CLIVE, Iowa — I haven't felt exactly 100% waking up the past week or so, and even felt it at the Iowa State Fair. Asking around the Local 5 newsroom, there were plenty of people who have been feeling it too.
"Good Morning Iowa" Meteorologist Brandon Lawrence showed the pollen/allergy count during his forecast Tuesday morning, and I knew the suspect immediately.
"If you're allergic to ragweed, it's usually around state fair time, you're definitely feeling it right now," said Dr. Timothy McCoy, family practice physician with MercyOne South Des Moines Family Medicine.
The symptoms are pretty much identical to the tree and grass pollen we deal with during the spring and early summer.
Ragweed isn't likely to let up until the first freeze, which on average in Des Moines, isn't until mid-October.
"They're the itchy symptoms. Itchy eyes, the roof of my mouth even itches. It feels like there's something stuck back there," McCoy added.
Of course, the tried and true quick remedy is an antihistamine allergy pill to calm down those sinuses. But if that doesn't work, there's another, more aggressive way.
"The sinus rinse that washes them out does have some benefits, but many people don't like cramming stuff up their nose," McCoy said.
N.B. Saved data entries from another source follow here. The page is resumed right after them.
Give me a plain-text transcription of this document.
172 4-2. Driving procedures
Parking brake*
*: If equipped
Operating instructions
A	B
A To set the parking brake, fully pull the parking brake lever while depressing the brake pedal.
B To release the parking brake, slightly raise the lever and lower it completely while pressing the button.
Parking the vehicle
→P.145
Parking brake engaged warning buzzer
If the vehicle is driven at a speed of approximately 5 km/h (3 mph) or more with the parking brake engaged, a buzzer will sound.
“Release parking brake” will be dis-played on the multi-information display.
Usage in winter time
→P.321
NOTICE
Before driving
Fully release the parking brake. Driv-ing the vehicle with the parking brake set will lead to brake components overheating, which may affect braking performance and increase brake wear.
Abigail Chihak with the Dallas County Health Department says you should be able to tell the difference between allergies and sickness (whether that be a cold, COVID, or flu) pretty easily.
"With a virus, you might get more body aches, more fatigue, and you might get a fever or chills that you're not normally going to see with allergies," Chihak said.
Chihak also thinks a changing climate could be having an impact on the length and intensity of allergy season.
"We're likely to see more of these [types of allergy] seasons; maybe longer in the summer, because of that change," Chihak said.